Berry, Nicole S.2006. Kaqchikel Midwives, Home Births, and Emergency Obstetric Referrals in Guatemala: Contextualizing the Choice to Stay at Home. Social Science & Medicine 62:1958-1969.
Polson, Michael Robert, City U. of New York, New York, NY - To aid research on 'The Shifting Governance of Marijuana in Northern California: Medicalization, Illegality, and Practices of Citizenship,' supervised by Dr. Leith Mullings
MICHAEL R. POLSON, then a student at City University of New York Graduate Center, New York, New York, was awarded funding in October 2010 to aid research on 'The Shifting Governance of Marijuana in Northern California: Medicalization, Illegality, and Practices of Citizenship,' supervised by Dr. Leith Mullings. This project analyzed the elaboration and negotiation of social relations and practices in the emerging medical and underground marijuana markets of northern California. It sought to understand the inter-relationship of policy production, activism, economic activity, and everyday practices of those related to marijuana in order to decipher the broader regional transformations in the political economy of marijuana. During fieldwork, substantial shifts occurred as the federal government intervened in the medical marijuana distribution system, thus altering marijuana's institutional composition, commodity chain flow, medical significance, il/legal status, and governance. Because the political terrain continues to change, this project focused on the dynamics of these changes, particularly on several key and enduring phenomena, including: tensions over modes of distribution; the significance of marijuana land transactions and agricultural practices; intermeshing of medical and 'recreational' marijuana markets; differing modes of governance; and biomedical vs. medicinal-herbal understandings of marijuana. The summation of these factors creates a picture of a regional economy in transformation with widespread implications for the War on Drugs, understandings of the relation between plants, medicine and the body, and the power of law and emergent modes of governance and political activism.

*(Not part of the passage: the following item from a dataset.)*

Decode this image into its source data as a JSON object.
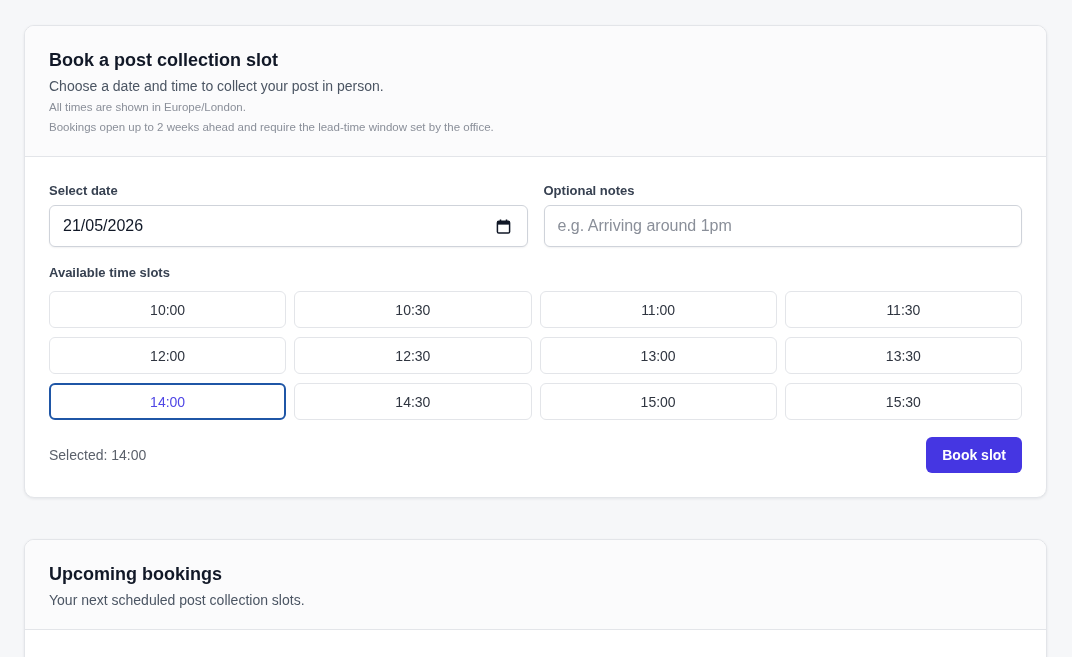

Polson, Michael. 2013. Land and Law in Marijuana Country: Clean Capital, Dirty Money, and the Drug War's Rentier Nexus. PoLAR: Political and Legal Anthropology Review. 36(2):215-230.

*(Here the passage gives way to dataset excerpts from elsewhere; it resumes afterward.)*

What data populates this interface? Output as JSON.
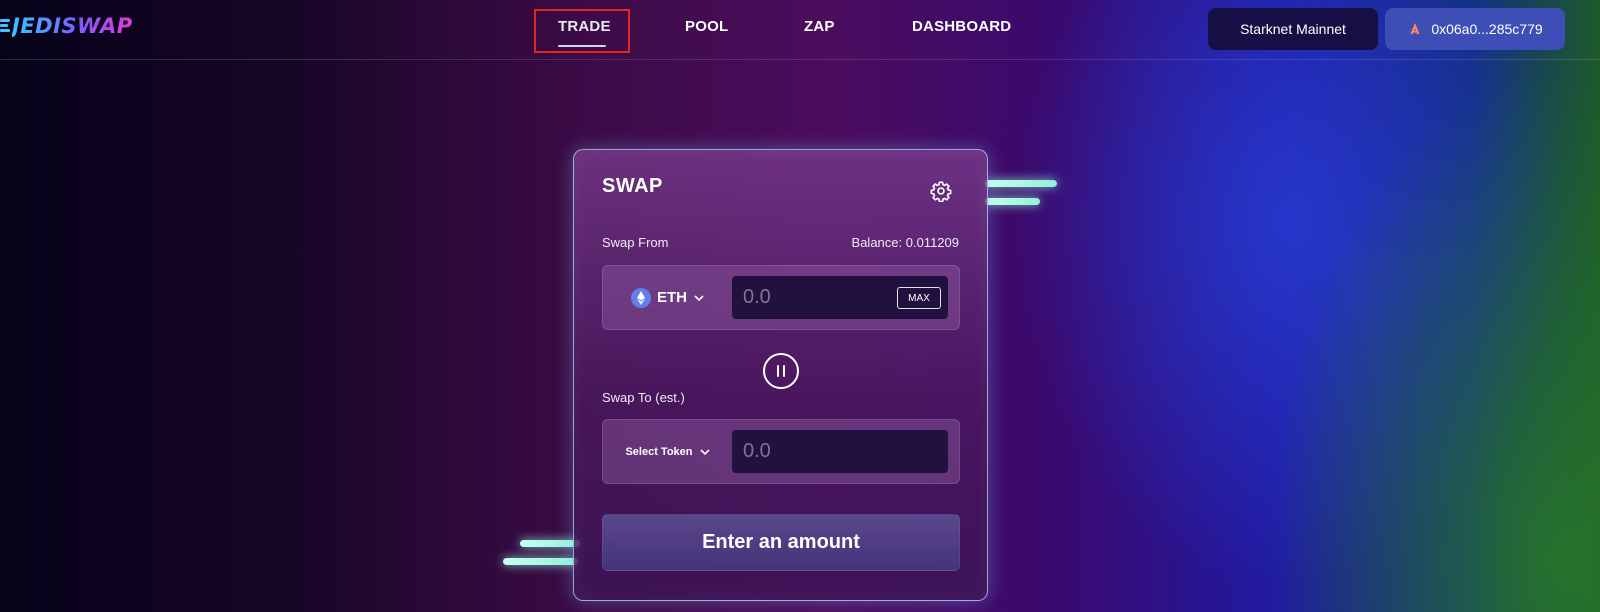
{
  "header": {
    "logo_text": "JEDISWAP",
    "nav": [
      {
        "label": "TRADE",
        "active": true
      },
      {
        "label": "POOL",
        "active": false
      },
      {
        "label": "ZAP",
        "active": false
      },
      {
        "label": "DASHBOARD",
        "active": false
      }
    ],
    "network_label": "Starknet Mainnet",
    "wallet_address": "0x06a0...285c779"
  },
  "swap": {
    "title": "SWAP",
    "from": {
      "label": "Swap From",
      "balance": "Balance: 0.011209",
      "token": "ETH",
      "amount_placeholder": "0.0",
      "max_label": "MAX"
    },
    "to": {
      "label": "Swap To (est.)",
      "token": "Select Token",
      "amount_placeholder": "0.0"
    },
    "submit_label": "Enter an amount"
  },
  "icons": {
    "settings": "gear-icon",
    "eth": "eth-icon",
    "swap_direction": "swap-direction-icon",
    "wallet": "argent-icon"
  },
  "colors": {
    "accent_blue": "#3d4fb6",
    "network_bg": "#150f45",
    "highlight": "#e3261d"
  }
}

Forgey, Kathleen, U. of Illinois, Chicago, IL - To aid research on 'Nasca Trophy Heads: Revered Ancestors or Victims of Warfare?,' supervised by Dr. Sloan R. Williams
KATHLEEN FORGEY, then a student at the University of Illinois, Chicago, Illinois, was awarded a grant in July 2001 to aid research on 'Nasca Trophy Heads: Revered Ancestors or Victims of Warfare?,' supervised by Dr. Sloan R. Williams. Trophy heads have been the subject of great debate concerning their role in early Nasca society, a famous ancient culture found on the south coast of Peru around AD 1- 600. Some researchers have argued that these trophy heads belonged to revered ancestors, and may have been displayed in religious ceremonies, while others have argued that the heads represent trophies of war and were taken from slain enemies. This research project was designed to survey mitochondrial DNA genetic variation in the Nasca area and to use that information to compare genetic variation between the human trophy heads and the associated skeletal remains from three Nasca archaeological sites: Cahuachi, Cantayo, and Majoro Chico to determine if the heads were more likely war trophies or ancestral relics. DNA was successfully extracted from the bone and tooth samples collected from 46 of the 73 individuals tested. These samples revealed that haplogroups A, B, C, X and possibly others were present in the Nasca valley. Although the study is as yet incomplete, clear evidence of mitochondrial genetic diversity is present in the valley, which suggests that the study of ancient genetic diversity can be successfully applied to this research question.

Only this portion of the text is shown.